Ovshinsky wrote the Movie-of-the-Week script PJ and the Dragon for Longbow Productions, and in 1998 earned a Best Screenplay Writer Award – Honorable Mention from the New York International Independent Film and Video Festival for The Keyman.

Ovshinsky hosted the weekend talk shows Spare Change and Night Call. His talk show Harvey O on the Metro was later broadcast on Detroit public radio station WDET-FM.

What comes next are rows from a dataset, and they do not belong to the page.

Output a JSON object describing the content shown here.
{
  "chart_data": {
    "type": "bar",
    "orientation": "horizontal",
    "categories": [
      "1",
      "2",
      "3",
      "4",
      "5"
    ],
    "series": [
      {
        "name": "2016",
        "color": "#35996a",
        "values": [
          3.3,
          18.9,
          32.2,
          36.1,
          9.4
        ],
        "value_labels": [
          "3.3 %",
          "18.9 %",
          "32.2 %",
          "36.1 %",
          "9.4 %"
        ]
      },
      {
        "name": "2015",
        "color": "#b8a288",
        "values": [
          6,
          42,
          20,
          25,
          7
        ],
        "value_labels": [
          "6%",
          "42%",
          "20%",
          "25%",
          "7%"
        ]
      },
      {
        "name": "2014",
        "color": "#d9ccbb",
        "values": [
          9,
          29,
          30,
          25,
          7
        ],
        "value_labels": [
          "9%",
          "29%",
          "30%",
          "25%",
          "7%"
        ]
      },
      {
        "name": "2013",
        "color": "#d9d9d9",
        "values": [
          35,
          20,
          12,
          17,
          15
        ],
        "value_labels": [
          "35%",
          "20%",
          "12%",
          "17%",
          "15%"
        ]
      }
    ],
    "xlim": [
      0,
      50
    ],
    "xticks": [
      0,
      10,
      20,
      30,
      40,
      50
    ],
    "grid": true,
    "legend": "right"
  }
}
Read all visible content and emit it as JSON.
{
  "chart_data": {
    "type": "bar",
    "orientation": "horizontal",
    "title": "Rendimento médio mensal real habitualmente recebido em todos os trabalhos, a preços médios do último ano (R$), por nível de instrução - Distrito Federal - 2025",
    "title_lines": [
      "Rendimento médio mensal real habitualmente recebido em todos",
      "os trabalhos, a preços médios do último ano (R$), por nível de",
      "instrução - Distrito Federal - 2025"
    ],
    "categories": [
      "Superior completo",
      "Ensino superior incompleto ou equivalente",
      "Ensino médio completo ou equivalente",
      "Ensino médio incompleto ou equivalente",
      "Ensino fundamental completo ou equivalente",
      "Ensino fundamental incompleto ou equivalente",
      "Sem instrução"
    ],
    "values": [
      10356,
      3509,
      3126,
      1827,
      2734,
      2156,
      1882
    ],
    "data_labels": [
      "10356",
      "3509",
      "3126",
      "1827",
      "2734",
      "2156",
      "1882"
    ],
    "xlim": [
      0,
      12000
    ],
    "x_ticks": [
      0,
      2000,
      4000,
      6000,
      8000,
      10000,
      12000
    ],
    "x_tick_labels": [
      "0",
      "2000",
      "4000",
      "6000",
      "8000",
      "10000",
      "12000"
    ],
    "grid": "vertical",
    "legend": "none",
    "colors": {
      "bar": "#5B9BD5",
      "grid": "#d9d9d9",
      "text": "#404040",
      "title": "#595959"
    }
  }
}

Ovshinsky has taught at Detroit Public Schools as a Writer-in-Residence with InsideOut Literary Arts, a literary arts project for students that places professional writers in Detroit schools. He has also taught at the College for Creative Studies, Wayne State University, Madonna University, and Washtenaw Community College, and has guest lectured about creativity and storytelling at the University of Michigan, Michigan State University, Eastern Michigan University, and Schoolcraft College.

Ovshinsky’s mother was Norma Marks, an art teacher. His father was autodidact inventor Stanford R. Ovshinsky. Ovshinsky met his wife, Cathie Kurek-Ovshinsky, at Detroit’s Lafayette Clinic when she was a psychiatric nurse and he was a conscientious objector during the Vietnam War.

Harvey Ovshinsky’s life and work is documented in the Harvey K. Ovshinsky Collection housed at the Bentley Historical Library at the University of Michigan.